Femme portant un casque-micro en conversation dans un bureau

Le micro-casque a quitté le seul univers des centres d'appels. Il est devenu un équipement de poste banal dès qu'une entreprise enchaîne les réunions à distance, les appels entrants et les démonstrations en ligne. Les statistiques publiques confirment que cet usage s'est installé : selon l'étude Insee Analyses n° 105 publiée le 5 mars 2025, 22 % des salariés du secteur privé pratiquaient le télétravail au moins une fois par mois au premier semestre 2024, pour une moyenne de 1,9 jour par semaine à distance (champ : salariés en France hors Mayotte, enquête Emploi en continu). Autrement dit, une partie significative des échanges professionnels passe désormais par un casque et un micro, pas par un combiné.

Le problème n'est pas la rareté de l'offre, mais son abondance. Je ne vous proposerai donc pas un comparatif de modèles, qui serait périmé dans six mois. Je préfère vous donner les critères techniques vérifiables sur lesquels arbitrer : architecture de connexion, qualité de captation, protection auditive, compatibilité logicielle et coût d'entretien. Ce sont les mêmes questions que pour n'importe quel équipement de travail, et elles se posent avant de regarder le premier prix.

Commencer par décrire l'usage, pas le produit

Trois profils couvrent l'essentiel des besoins en TPE et PME. Le poste sédentaire intensif, d'abord : une personne au téléphone plusieurs heures par jour, dans un plateau partagé. Le poste mixte ensuite : quelques visioconférences par jour, des appels, du travail silencieux entre deux. Le poste itinérant enfin : déplacements, gares, voiture à l'arrêt, hôtels.
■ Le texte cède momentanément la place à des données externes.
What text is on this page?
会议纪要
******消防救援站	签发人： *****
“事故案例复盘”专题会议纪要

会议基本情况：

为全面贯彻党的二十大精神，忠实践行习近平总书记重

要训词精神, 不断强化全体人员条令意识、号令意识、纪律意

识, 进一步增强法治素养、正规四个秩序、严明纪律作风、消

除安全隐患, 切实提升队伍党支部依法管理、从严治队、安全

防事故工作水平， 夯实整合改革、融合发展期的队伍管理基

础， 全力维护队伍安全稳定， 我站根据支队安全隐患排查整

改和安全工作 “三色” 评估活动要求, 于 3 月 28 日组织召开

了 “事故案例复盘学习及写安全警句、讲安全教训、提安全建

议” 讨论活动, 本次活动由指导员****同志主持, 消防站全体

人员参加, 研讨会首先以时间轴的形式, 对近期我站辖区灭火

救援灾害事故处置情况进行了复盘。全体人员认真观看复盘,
Ces trois profils n'appellent ni la même connexion, ni la même isolation, ni le même budget.

Notez aussi deux paramètres que l'on oublie systématiquement. La durée quotidienne de port : au-delà de trois ou quatre heures, le confort mécanique compte plus que la fiche technique. Et le choix mono-oreille ou double-oreille : le monaural garde le contact avec l'équipe autour, le binaural isole et améliore la concentration dans un bureau bruyant. Si vos appels transitent déjà par un standard téléphonique virtuel ou une solution basée sur WebRTC, vérifiez en amont quels périphériques l'éditeur prend en charge : c'est souvent ce qui tranche entre deux modèles équivalents.

Filaire, Bluetooth ou DECT : trois architectures, trois contraintes

Le classement traditionnel entre casque filaire, casque sans fil et casque à base sans fil reste pertinent, à condition de le lire par ses contraintes plutôt que par son confort supposé.
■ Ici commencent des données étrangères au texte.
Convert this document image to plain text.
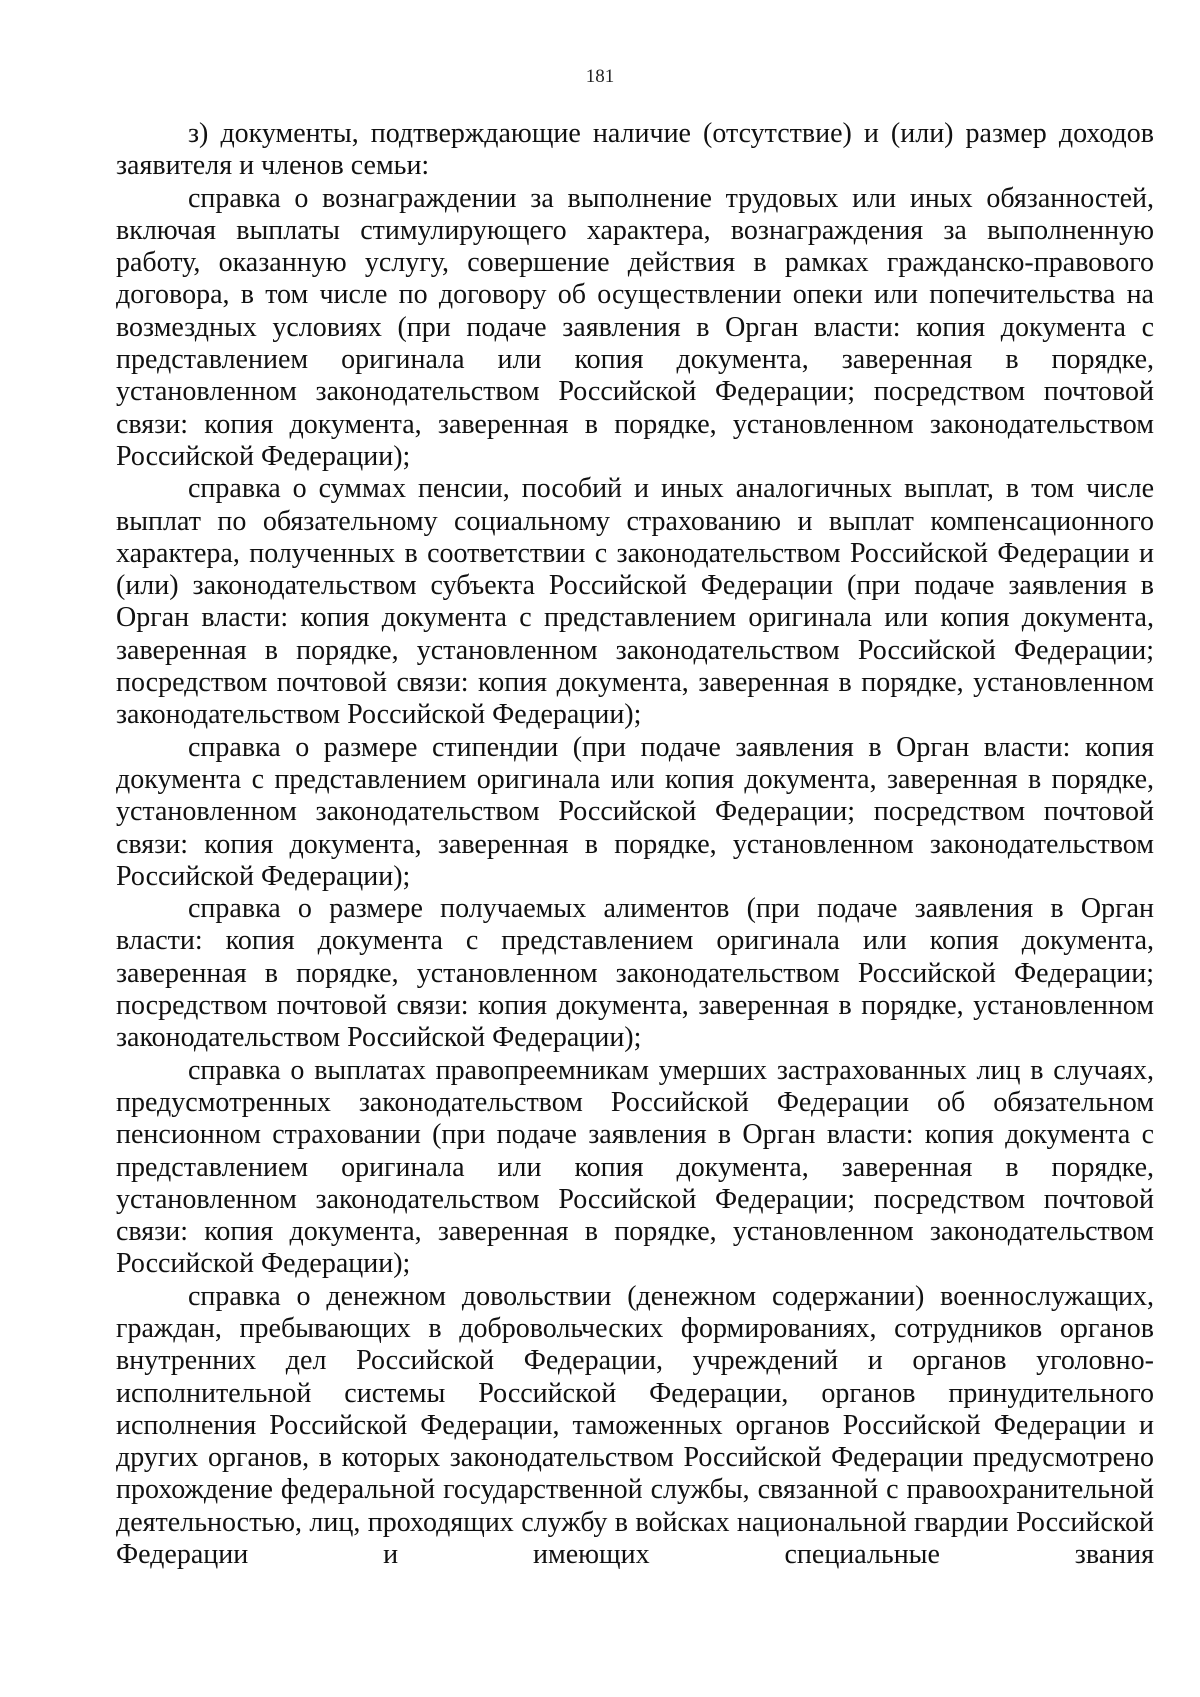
181

з) документы, подтверждающие наличие (отсутствие) и (или) размер доходов заявителя и членов семьи:

справка о вознаграждении за выполнение трудовых или иных обязанностей, включая выплаты стимулирующего характера, вознаграждения за выполненную работу, оказанную услугу, совершение действия в рамках гражданско-правового договора, в том числе по договору об осуществлении опеки или попечительства на возмездных условиях (при подаче заявления в Орган власти: копия документа с представлением оригинала или копия документа, заверенная в порядке, установленном законодательством Российской Федерации; посредством почтовой связи: копия документа, заверенная в порядке, установленном законодательством Российской Федерации);

справка о суммах пенсии, пособий и иных аналогичных выплат, в том числе выплат по обязательному социальному страхованию и выплат компенсационного характера, полученных в соответствии с законодательством Российской Федерации и (или) законодательством субъекта Российской Федерации (при подаче заявления в Орган власти: копия документа с представлением оригинала или копия документа, заверенная в порядке, установленном законодательством Российской Федерации; посредством почтовой связи: копия документа, заверенная в порядке, установленном законодательством Российской Федерации);

справка о размере стипендии (при подаче заявления в Орган власти: копия документа с представлением оригинала или копия документа, заверенная в порядке, установленном законодательством Российской Федерации; посредством почтовой связи: копия документа, заверенная в порядке, установленном законодательством Российской Федерации);

справка о размере получаемых алиментов (при подаче заявления в Орган власти: копия документа с представлением оригинала или копия документа, заверенная в порядке, установленном законодательством Российской Федерации; посредством почтовой связи: копия документа, заверенная в порядке, установленном законодательством Российской Федерации);

справка о выплатах правопреемникам умерших застрахованных лиц в случаях, предусмотренных законодательством Российской Федерации об обязательном пенсионном страховании (при подаче заявления в Орган власти: копия документа с представлением оригинала или копия документа, заверенная в порядке, установленном законодательством Российской Федерации; посредством почтовой связи: копия документа, заверенная в порядке, установленном законодательством Российской Федерации);

справка о денежном довольствии (денежном содержании) военнослужащих, граждан, пребывающих в добровольческих формированиях, сотрудников органов внутренних дел Российской Федерации, учреждений и органов уголовно-исполнительной системы Российской Федерации, органов принудительного исполнения Российской Федерации, таможенных органов Российской Федерации и других органов, в которых законодательством Российской Федерации предусмотрено прохождение федеральной государственной службы, связанной с правоохранительной деятельностью, лиц, проходящих службу в войсках национальной гвардии Российской Федерации и имеющих специальные звания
Comparaison des trois architectures de raccordement d'un micro-casque professionnel
Architecture Portée et mobilité Points de vigilance Usage typique
Filaire USB ou jack Nulle, longueur du cordon Usure du câble et du connecteur, pas de batterie à gérer Poste fixe, usage intensif, déploiement en flotte
Bluetooth Quelques mètres, mobilité entre deux appareils Autonomie, appairage multipoint, qualité du micro en mode appel Poste mixte, itinérance, téléphone et ordinateur
Sans fil à base DECT Plusieurs dizaines de mètres autour du poste Densité d'utilisateurs sur un même plateau, base encombrante Poste sédentaire qui se lève souvent, accueil, atelier

Un point mérite d'être clarifié sur le Bluetooth : en mode appel, une liaison Bluetooth classique bascule sur un profil de communication dont la bande passante est nettement inférieure à celle de l'écoute musicale. C'est précisément ce que corrige LE Audio, l'évolution publiée par le Bluetooth SIG qui repose sur le codec LC3, sur la gestion de plusieurs flux synchronisés et sur la diffusion Auracast. Si vous achetez du sans fil pour plusieurs années, la prise en charge de LE Audio par le casque et par l'ordinateur est une question à poser au fournisseur, car les deux extrémités doivent la gérer.

Côté connectique filaire, un repère réglementaire simplifie la vie des acheteurs : depuis le 28 décembre 2024, le port USB-C est obligatoire pour les appareils électroniques de petite et moyenne taille mis sur le marché européen, catégorie qui inclut explicitement les casques et écouteurs. Les produits commercialisés avant cette date peuvent encore circuler, donc vérifiez la fiche produit plutôt que de supposer.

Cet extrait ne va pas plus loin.